Wenn z. B. in Polen Schulklassen scharenweise durch Museen drängen, wenn in Frankreich nach einer längeren Pilotphase seit wenigen Wochen in staatlichen Museen der Eintritt für unter 26jährige frei ist, dann sind das auch für uns gute Beispiele und Anregungen. Es ist kein Zufall, dass das Thema kulturelle Bildung von meinen Amtskollegen in Frankreich und Polen nahezu zeitgleich zu mir zu einem Schwerpunkt erklärt wurde. Der Kulturministerrat in Brüssel hat kürzlich eine Arbeitsgruppe zur kulturellen Bildung eingerichtet, an der neben den Bundesländern auch mein Haus mitwirkt.

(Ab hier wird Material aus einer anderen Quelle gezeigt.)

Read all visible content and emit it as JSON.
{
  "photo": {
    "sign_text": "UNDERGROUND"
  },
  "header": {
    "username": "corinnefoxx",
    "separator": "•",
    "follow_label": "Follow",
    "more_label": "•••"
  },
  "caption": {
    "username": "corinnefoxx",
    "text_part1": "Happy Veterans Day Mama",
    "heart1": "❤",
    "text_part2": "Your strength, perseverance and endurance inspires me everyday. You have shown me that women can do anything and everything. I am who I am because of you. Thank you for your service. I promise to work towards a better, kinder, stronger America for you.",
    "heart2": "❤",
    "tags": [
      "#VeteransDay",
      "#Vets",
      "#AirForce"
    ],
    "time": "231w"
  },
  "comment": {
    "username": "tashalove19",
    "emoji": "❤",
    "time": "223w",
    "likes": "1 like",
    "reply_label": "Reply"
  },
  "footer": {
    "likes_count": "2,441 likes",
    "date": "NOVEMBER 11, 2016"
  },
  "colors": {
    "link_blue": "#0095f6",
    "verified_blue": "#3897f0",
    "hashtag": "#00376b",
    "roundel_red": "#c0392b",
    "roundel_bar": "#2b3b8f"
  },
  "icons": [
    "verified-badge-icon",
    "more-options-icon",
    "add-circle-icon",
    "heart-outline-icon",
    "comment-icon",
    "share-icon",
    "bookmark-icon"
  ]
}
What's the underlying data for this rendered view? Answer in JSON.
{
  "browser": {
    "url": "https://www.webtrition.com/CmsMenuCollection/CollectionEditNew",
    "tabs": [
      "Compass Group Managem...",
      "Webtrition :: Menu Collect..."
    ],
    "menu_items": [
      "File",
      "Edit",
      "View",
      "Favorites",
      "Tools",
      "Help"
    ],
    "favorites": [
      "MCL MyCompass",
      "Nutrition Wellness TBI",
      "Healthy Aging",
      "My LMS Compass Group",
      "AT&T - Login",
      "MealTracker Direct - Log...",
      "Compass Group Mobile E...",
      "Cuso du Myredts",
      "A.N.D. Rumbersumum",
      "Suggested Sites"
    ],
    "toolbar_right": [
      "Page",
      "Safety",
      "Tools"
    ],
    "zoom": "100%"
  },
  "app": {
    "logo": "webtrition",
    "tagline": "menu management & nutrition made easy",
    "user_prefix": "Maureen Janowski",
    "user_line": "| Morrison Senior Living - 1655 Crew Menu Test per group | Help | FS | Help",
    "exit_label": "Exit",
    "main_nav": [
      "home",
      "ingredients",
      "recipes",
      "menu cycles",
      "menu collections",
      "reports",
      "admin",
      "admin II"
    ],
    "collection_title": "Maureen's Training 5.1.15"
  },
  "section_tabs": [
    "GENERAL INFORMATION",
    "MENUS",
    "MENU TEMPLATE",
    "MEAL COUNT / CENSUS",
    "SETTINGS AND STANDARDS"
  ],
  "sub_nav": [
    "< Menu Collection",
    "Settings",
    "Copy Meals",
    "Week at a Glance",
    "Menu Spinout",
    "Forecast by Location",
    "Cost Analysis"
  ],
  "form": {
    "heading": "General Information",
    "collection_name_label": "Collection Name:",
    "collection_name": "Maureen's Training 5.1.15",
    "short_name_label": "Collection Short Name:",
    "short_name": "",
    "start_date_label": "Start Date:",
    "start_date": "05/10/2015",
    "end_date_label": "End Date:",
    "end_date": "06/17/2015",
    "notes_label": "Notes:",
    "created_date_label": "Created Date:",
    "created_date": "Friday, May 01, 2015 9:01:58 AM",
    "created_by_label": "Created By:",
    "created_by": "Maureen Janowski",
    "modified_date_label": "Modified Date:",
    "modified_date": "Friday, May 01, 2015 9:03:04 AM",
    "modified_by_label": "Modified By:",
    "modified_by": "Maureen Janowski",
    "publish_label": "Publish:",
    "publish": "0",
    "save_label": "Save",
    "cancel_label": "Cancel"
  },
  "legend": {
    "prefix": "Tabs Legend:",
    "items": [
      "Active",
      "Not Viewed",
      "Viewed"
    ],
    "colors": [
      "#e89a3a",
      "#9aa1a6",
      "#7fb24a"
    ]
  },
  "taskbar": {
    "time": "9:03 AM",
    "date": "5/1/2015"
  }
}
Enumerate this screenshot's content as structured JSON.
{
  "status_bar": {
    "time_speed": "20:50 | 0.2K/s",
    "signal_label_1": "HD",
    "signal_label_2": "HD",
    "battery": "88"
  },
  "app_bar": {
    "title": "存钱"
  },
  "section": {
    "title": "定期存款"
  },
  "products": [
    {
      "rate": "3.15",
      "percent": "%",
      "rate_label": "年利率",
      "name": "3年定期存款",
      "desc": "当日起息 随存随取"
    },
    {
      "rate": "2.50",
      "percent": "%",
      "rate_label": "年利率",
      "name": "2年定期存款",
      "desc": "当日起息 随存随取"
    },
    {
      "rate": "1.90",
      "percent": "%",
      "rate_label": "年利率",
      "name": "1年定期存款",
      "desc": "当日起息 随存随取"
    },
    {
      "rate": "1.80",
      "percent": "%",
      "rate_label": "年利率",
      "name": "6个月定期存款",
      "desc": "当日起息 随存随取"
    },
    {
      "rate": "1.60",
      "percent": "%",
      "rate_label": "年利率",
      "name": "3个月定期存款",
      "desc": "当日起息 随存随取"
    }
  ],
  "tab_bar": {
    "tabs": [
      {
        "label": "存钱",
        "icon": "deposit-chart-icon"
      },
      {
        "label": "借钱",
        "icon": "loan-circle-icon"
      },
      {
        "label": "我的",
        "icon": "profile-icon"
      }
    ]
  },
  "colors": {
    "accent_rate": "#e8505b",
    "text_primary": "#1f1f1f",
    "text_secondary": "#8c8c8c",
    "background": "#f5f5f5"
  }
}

Mit der Agenda zur Europäischen Kulturpolitik und dem Ratsarbeitsplan Kultur 2008 - 2010 haben sowohl die Europäische Kommission als auch die europäischen Kulturminister die kulturelle Bildung zu einem Thema in Brüssel gemacht. Wichtig ist allerdings, dass wir über den Informationsaustausch hinaus kommen und auch konkrete Initiativen folgen.

Es fehlt ja weniger an Erkenntnis als vielmehr an der Umsetzung! Unser Ziel ist daher, dass gerade hier in der Stiftung Genshagen konkrete Kooperationsprojekte kultureller Bildung verwirklicht und stabile Netzwerke praktischer Zusammenarbeit geknüpft werden.

Vor zwei Tagen fanden die Wahlen zum Europäischen Parlament statt. Die Wahlbeteiligung war erneut erschreckend gering. Wollen wir ein Europa der Bürger aufbauen, so kommt es darauf an, Bindekräfte zu mobilisieren und ein Gefühl der Zugehörigkeit zu vermitteln. Was könnte uns mehr verbinden als unsere in über zweitausend Jahren gewachsene gemeinsame europäische Kultur? In kulturellen Fragen, so sagte einst Kulturkommissar Figel, ist Europa eine Supermacht. Wie sollte da nicht auch die Aufgabe, den kulturellen Reichtum Europas zu vermitteln, eine gemeinsame europäische sein?

Nur auf dem Fundament der Kultur kann eine gemeinsame europäische Identität, ein Zusammengehörigkeitsgefühl der Bürger entstehen. Und nur wenn wir die junge Generation erreichen, wird unser Kulturerbe auch für die Zukunft lebendig bleiben. In diesem Sinne wünsche ich Ihnen allen anregende Diskussionen und einen interessanten Tag in Genshagen!